How a Single metro Cop's Toe Broke Half-Life 2 and Sent Valve Down a Math Rabbit Hole

Video game development is held together by duct tape and dreams. Sometimes, it is also held together by the specific friction coefficient of a police officer's boot.

We usually talk about the Source engine with reverence. The physics in Half-Life 2 were revolutionary for the time. They let us kill zombies with toilets and stack crates like we were working a minimum wage warehouse job.

But physics engines are fickle beasts. A former Valve developer named Tom Forsyth recently took to Mastodon to share a war story from 2013. It involves a VR port that never happened, a floating-point error, and the most stubborn toe in gaming history.

It turns out that porting a classic to VR isn't just about fixing the camera. It is about fighting the very math that holds the world together.

The VR Port That Died in the Lobby

Back in 2013, Valve was still figuring out what to do with VR. They looked at their back catalog for test subjects. Portal was out because the perspective tricks were a "nauseating disaster," so they settled on Half-Life 2.

It should have been an easy win. It was a recent enough game with solid mechanics.

The team booted it up. They got through the opening train ride. They walked into the station. Then they hit the first scripted sequence where a Metro Cop ushers you through a door.

The door refused to open. Gordon Freeman was softlocked five minutes into the game.

The Ghost in the Code

Forsyth grabbed some of the original developers to look at it. They assumed they broke a script or messed up a trigger.

They checked the code. Nothing had changed. Then things got weird. They went back and recompiled the original, non-VR version of the game using their current tools.

It was broken there too.

This was a "time-traveling" bug. The code was identical to the version that shipped in 2004, but suddenly, in 2013, the door was broken. The game had fundamentally changed without anyone touching a line of script.

The Toe of Doom

They eventually found the physical cause. There is a guard standing behind that specific door.

He was standing just a few pixels too close. When the door tried to swing open, the corner of its bounding box clipped the guard. Specifically, it hit his toe.

The physics engine did exactly what it was told to do. It detected a collision. The door hit an obstacle, bounced back, closed, and locked itself. The guard had effectively door-stopped the entire campaign with his foot.

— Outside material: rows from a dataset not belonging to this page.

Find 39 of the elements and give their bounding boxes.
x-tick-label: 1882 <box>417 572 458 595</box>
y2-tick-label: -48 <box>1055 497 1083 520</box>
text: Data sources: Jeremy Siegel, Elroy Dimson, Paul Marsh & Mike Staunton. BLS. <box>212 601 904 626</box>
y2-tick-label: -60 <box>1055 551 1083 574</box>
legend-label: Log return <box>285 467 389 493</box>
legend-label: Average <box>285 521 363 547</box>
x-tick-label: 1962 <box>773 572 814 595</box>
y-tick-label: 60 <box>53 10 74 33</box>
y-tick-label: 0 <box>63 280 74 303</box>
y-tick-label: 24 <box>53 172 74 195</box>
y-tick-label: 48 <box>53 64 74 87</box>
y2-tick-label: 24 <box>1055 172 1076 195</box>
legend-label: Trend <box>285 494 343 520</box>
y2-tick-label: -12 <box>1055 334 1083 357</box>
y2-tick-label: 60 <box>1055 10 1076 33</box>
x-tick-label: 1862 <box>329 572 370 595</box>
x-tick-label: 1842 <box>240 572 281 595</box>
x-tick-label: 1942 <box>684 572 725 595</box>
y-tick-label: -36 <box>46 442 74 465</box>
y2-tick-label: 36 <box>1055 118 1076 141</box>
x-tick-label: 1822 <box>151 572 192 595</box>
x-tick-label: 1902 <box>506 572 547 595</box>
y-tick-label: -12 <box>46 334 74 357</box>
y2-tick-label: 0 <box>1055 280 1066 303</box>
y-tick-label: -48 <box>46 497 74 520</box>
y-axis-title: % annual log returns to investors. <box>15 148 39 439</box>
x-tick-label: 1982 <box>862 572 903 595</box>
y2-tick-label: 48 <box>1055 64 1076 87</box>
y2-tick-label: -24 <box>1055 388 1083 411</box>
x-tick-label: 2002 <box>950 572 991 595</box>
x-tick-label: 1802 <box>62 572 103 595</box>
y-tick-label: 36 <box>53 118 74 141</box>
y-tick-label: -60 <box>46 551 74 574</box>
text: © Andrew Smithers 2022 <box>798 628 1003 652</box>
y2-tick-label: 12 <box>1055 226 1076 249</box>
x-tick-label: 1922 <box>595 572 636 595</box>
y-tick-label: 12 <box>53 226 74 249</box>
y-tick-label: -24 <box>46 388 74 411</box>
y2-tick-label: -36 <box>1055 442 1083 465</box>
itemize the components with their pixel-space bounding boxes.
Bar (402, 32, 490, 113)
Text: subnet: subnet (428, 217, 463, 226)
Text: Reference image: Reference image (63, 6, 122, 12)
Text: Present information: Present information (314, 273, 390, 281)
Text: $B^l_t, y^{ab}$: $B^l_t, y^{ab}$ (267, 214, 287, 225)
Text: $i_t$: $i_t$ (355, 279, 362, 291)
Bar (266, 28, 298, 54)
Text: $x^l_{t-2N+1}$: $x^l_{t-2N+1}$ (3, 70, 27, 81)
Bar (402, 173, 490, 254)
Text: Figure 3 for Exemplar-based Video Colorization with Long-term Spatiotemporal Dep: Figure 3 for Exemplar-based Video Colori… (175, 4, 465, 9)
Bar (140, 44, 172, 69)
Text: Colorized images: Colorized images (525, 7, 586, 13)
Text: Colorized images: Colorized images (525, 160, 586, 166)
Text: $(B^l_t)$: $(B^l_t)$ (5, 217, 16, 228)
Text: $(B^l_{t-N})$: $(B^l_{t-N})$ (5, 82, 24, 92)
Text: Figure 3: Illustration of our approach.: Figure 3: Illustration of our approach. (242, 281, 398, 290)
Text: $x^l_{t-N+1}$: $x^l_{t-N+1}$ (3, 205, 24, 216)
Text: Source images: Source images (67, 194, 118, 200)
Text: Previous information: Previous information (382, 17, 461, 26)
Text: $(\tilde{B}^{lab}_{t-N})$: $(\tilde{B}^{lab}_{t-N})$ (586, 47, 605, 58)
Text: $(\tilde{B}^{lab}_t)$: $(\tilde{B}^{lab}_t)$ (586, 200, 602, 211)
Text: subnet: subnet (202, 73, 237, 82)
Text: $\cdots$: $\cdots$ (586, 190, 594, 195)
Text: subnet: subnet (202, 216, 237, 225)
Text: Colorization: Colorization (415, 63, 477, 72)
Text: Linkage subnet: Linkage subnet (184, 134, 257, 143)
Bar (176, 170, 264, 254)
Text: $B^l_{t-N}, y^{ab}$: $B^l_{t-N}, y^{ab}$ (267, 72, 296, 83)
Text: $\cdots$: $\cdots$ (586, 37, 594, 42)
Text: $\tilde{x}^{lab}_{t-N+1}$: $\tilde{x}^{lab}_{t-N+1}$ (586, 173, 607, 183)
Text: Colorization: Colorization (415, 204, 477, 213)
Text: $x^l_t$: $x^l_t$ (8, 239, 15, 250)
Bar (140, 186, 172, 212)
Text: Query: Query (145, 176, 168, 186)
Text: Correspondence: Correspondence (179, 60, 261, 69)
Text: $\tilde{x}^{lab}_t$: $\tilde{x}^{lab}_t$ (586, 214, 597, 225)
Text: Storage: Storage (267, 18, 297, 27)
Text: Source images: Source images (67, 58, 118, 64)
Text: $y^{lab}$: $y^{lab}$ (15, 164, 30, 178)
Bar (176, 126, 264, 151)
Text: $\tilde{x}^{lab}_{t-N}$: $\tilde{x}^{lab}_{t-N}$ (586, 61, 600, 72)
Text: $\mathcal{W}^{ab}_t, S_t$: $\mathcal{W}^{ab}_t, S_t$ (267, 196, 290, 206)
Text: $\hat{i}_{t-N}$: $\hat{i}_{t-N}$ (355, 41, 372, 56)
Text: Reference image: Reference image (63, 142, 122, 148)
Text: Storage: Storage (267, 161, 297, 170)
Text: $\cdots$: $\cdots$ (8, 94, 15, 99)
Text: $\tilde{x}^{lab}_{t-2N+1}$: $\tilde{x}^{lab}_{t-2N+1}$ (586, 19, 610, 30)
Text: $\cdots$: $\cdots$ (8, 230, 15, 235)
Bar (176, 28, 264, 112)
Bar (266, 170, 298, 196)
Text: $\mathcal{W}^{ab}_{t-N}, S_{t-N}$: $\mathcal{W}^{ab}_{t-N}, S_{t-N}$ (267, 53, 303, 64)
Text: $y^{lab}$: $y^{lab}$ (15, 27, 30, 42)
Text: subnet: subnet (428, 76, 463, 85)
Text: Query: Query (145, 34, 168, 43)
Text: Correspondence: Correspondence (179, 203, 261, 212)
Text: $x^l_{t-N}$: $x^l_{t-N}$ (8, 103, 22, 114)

When Math Changes, Physics Break

So why did it work in 2004? This is where it gets nerdy and terrifying.

The original game was compiled using the x87 instruction set for older CPUs. The 2013 build used the modern SSE instruction set.

These two systems calculate floating-point math with microscopic differences in precision. We are talking about fractions of a fraction of a degree.

In the x87 version, the door hit the guard. The friction calculation said the guard should slide just enough to clear the path. He rotated, the toe moved, and the door opened.

In the SSE version, the math was slightly more precise. The friction calculation said he shouldn't slide quite as far. He rotated, but not enough. The toe stayed put. The door bounced.

It is a sobering reminder of how fragile these digital worlds really are. A tiny change in how a processor rounds a number can turn a masterpiece into a broken mess. All because of one cop who refused to move his foot.